Rev. Sunil Kadaparambil joins the Frontier Services family
After being a Catholic priest for nine years in India, Sunil Kadaparambil has been commissioned as a Uniting Church Patrol Minister in Cunnamulla. Rev. Sunil has always had a passion for mission, particularly out in remote and regional Australia.
"That was the main reason for me joining the Uniting Church and Frontier Services: to work in remote Australia. The Uniting Church is open. I felt it worked for the community, is open to all people and welcoming to all cultures. Social or charitable activities present the best opportunities to establish good relationships with other religions. After all, we are all the creation of the same God. I'm excited to meet everyone in Cunnamulla Patrol. Frontier Services does some wonderful work, especially in the outback. That is the area I can help: practically. Where there is need," said Rev. Sunil.

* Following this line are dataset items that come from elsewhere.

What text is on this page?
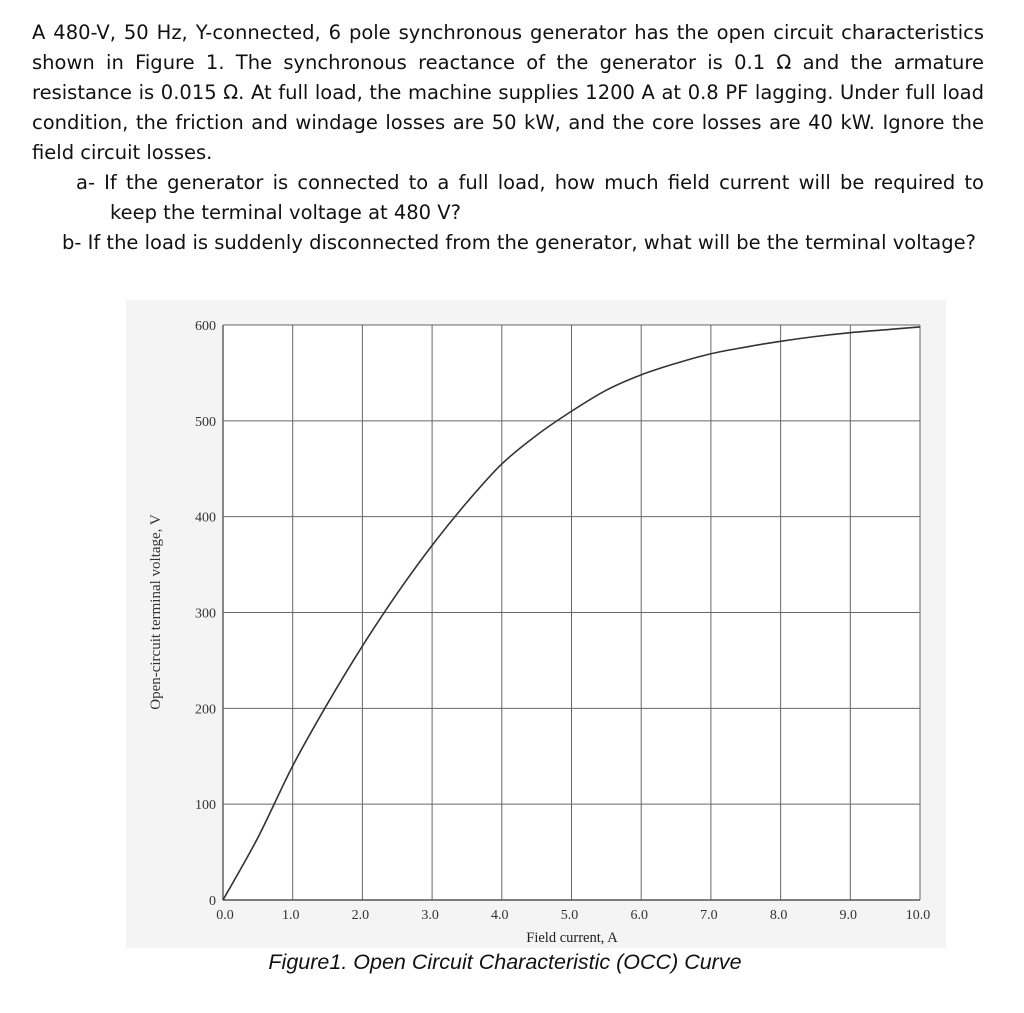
A 480-V, 50 Hz, Y-connected, 6 pole synchronous generator has the open circuit characteristics shown in Figure 1. The synchronous reactance of the generator is 0.1 Ω and the armature resistance is 0.015 Ω. At full load, the machine supplies 1200 A at 0.8 PF lagging. Under full load condition, the friction and windage losses are 50 kW, and the core losses are 40 kW. Ignore the field circuit losses.

a- If the generator is connected to a full load, how much field current will be required to keep the terminal voltage at 480 V?

b- If the load is suddenly disconnected from the generator, what will be the terminal voltage?

0.0	1.0	2.0	3.0	4.0	5.0	6.0	7.0	8.0	9.0	10.0
0
100
200
300
400
500
600
Field current, A
Open-circuit terminal voltage, V
Figure1. Open Circuit Characteristic (OCC) Curve
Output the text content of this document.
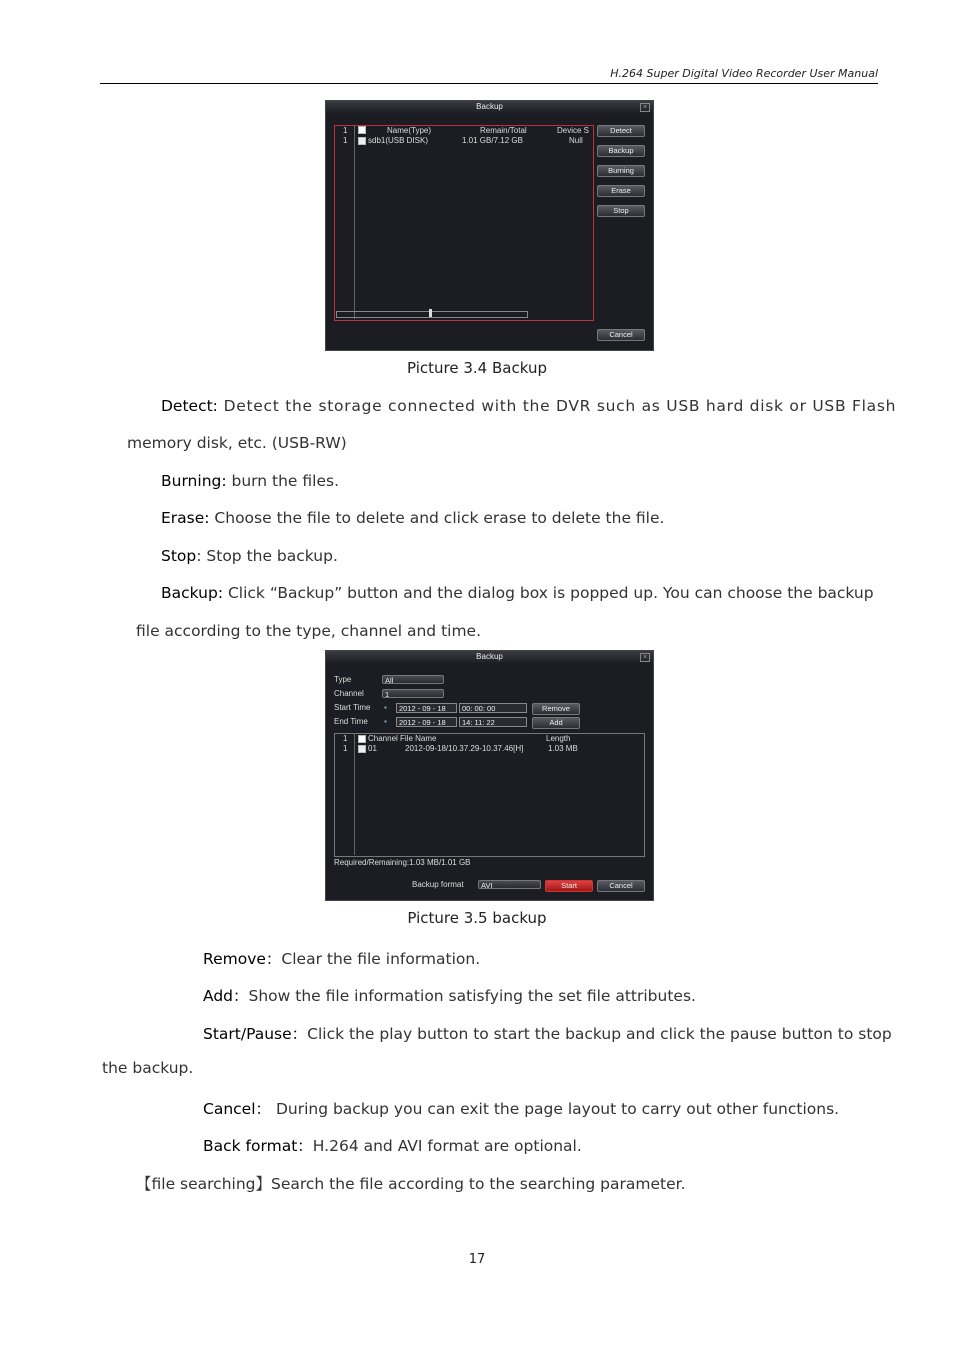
H.264 Super Digital Video Recorder User Manual
Backup	×
1	Name(Type)	Remain/Total	Device S
1	sdb1(USB DISK)	1.01 GB/7.12 GB	Null
Detect
Backup
Burning
Erase
Stop
Cancel
Picture 3.4 Backup
Detect: Detect the storage connected with the DVR such as USB hard disk or USB Flash
memory disk, etc. (USB-RW)
Burning: burn the files.
Erase: Choose the file to delete and click erase to delete the file.
Stop: Stop the backup.
Backup: Click “Backup” button and the dialog box is popped up. You can choose the backup
file according to the type, channel and time.
Backup	×
Type	All
Channel	1
Start Time ▪	2012 - 09 - 18	00: 00: 00	Remove
End Time ▪	2012 - 09 - 18	14: 11: 22	Add
1	Channel File Name	Length
1	01	2012-09-18/10.37.29-10.37.46[H]	1.03 MB
Required/Remaining:1.03 MB/1.01 GB
Backup format	AVI	Start	Cancel
Picture 3.5 backup
Remove：Clear the file information.
Add：Show the file information satisfying the set file attributes.
Start/Pause：Click the play button to start the backup and click the pause button to stop
the backup.
Cancel： During backup you can exit the page layout to carry out other functions.
Back format：H.264 and AVI format are optional.
【file searching】Search the file according to the searching parameter.
17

Sunil has been involved in every community that he's worked in. In India he started St Thomas' School in Mumbai, which grew to accommodate over 2,000 students. He has also worked in jail ministry and was involved in coordinating ecumenism efforts in Mumbai. More recently in his parish in Goulburn, Sunil began a youth group to form a soccer team now 21 strong. Rev. Sunil not only plays soccer and volleyball, but is a bit of a cricketer. He describes himself as more of a batsman than a bowler, but he’s looking forward to the next match with the locals.
Welcome to the Frontier Services family, Sunil!
Gallipoli is on our mind as a nation in 2015. The centenary of ANZAC reminds us that 100 years ago Australian and New Zealand troops landed on that barren shore, capturing our attention and imagination. The work of the Uniting Church Australian Defence Force Chaplaincy in defence has never been easy because our natural inclination as Christians is for peaceful coexistence. Peace, we believe is the mind of Jesus.
Military chaplains have a long history. While representing the church as ordained ministers, military chaplains live in a seemingly ambiguous world and do so with élan, deconstruction and benefit. In various iterations clergy have served military personnel for hundreds of years. Some chaplains have died in battle, been repatriated or blossomed in a ministry of their own. Military chaplaincy is a niche ministry, particularly the case at Gallipoli where Australian chaplains found themselves interpreting unfolding events in an extraordinarily new ANZAC context. Chaplains still go to Gallipoli to lead the dawn service regularly attended by many Australians. As part of their duties, they also attend many other Australian war cemeteries around the world.
At every memorial service there are memories of chaplaincy colleagues who stood in the very same spot - confirming an inspiring continuity of the churches ministry over time. At ANZAC Day this year UCA Chaplains will again recall, reflect and remind the nation that freedom is never free.